Staff turnover at THE LAKES AT TEXAS CITY is high. At 66%, the facility is 20 percentage points above the Texas average of 46%. Registered Nurse turnover is particularly concerning at 67%. RNs handle complex medical decisions and coordinate care — frequent RN changes can directly impact care quality. High turnover means new staff may not know residents' individual needs, medications, or preferences. It can also be disorienting for residents, especially those with dementia who rely on familiar faces. Families should ask: What is causing the turnover? What retention programs are in place? How do you ensure care continuity during staff transitions?

Was The Lakes At Texas City Ever Fined?

THE LAKES AT TEXAS CITY has been fined $21,750 across 2 penalty actions.
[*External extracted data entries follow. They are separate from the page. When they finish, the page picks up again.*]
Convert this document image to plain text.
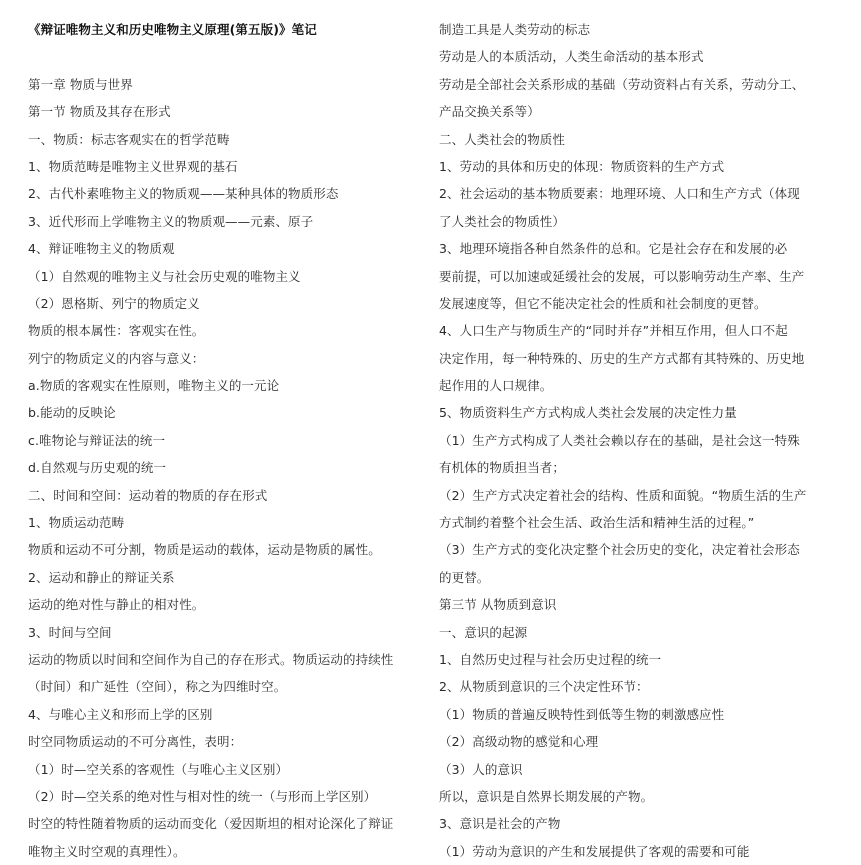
《辩证唯物主义和历史唯物主义原理(第五版)》笔记
第一章 物质与世界
第一节 物质及其存在形式
一、物质：标志客观实在的哲学范畴
1、物质范畴是唯物主义世界观的基石
2、古代朴素唯物主义的物质观——某种具体的物质形态
3、近代形而上学唯物主义的物质观——元素、原子
4、辩证唯物主义的物质观
（1）自然观的唯物主义与社会历史观的唯物主义
（2）恩格斯、列宁的物质定义
物质的根本属性：客观实在性。
列宁的物质定义的内容与意义：
a.物质的客观实在性原则，唯物主义的一元论
b.能动的反映论
c.唯物论与辩证法的统一
d.自然观与历史观的统一
二、时间和空间：运动着的物质的存在形式
1、物质运动范畴
物质和运动不可分割，物质是运动的载体，运动是物质的属性。
2、运动和静止的辩证关系
运动的绝对性与静止的相对性。
3、时间与空间
运动的物质以时间和空间作为自己的存在形式。物质运动的持续性
（时间）和广延性（空间），称之为四维时空。
4、与唯心主义和形而上学的区别
时空同物质运动的不可分离性，表明：
（1）时—空关系的客观性（与唯心主义区别）
（2）时—空关系的绝对性与相对性的统一（与形而上学区别）
时空的特性随着物质的运动而变化（爱因斯坦的相对论深化了辩证
唯物主义时空观的真理性）。
制造工具是人类劳动的标志
劳动是人的本质活动，人类生命活动的基本形式
劳动是全部社会关系形成的基础（劳动资料占有关系，劳动分工、
产品交换关系等）
二、人类社会的物质性
1、劳动的具体和历史的体现：物质资料的生产方式
2、社会运动的基本物质要素：地理环境、人口和生产方式（体现
了人类社会的物质性）
3、地理环境指各种自然条件的总和。它是社会存在和发展的必
要前提，可以加速或延缓社会的发展，可以影响劳动生产率、生产
发展速度等，但它不能决定社会的性质和社会制度的更替。
4、人口生产与物质生产的“同时并存”并相互作用，但人口不起
决定作用，每一种特殊的、历史的生产方式都有其特殊的、历史地
起作用的人口规律。
5、物质资料生产方式构成人类社会发展的决定性力量
（1）生产方式构成了人类社会赖以存在的基础，是社会这一特殊
有机体的物质担当者；
（2）生产方式决定着社会的结构、性质和面貌。“物质生活的生产
方式制约着整个社会生活、政治生活和精神生活的过程。”
（3）生产方式的变化决定整个社会历史的变化，决定着社会形态
的更替。
第三节 从物质到意识
一、意识的起源
1、自然历史过程与社会历史过程的统一
2、从物质到意识的三个决定性环节：
（1）物质的普遍反映特性到低等生物的刺激感应性
（2）高级动物的感觉和心理
（3）人的意识
所以，意识是自然界长期发展的产物。
3、意识是社会的产物
（1）劳动为意识的产生和发展提供了客观的需要和可能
This is below the Texas average of $33,296. While any fine indicates a compliance issue, fines under $50,000 are relatively common and typically reflect isolated problems that were subsequently corrected. Families should ask what specific issues led to these fines and confirm they've been resolved.

Is The Lakes At Texas City on Any Federal Watch List?

THE LAKES AT TEXAS CITY is not on any federal watch list. The most significant is the Special Focus Facility (SFF) program, which identifies the bottom 1% of nursing homes nationally based on persistent, serious quality problems. Not being on this list means the facility has avoided the pattern of deficiencies that triggers enhanced federal oversight. This is a positive indicator, though families should still review the facility's inspection history directly.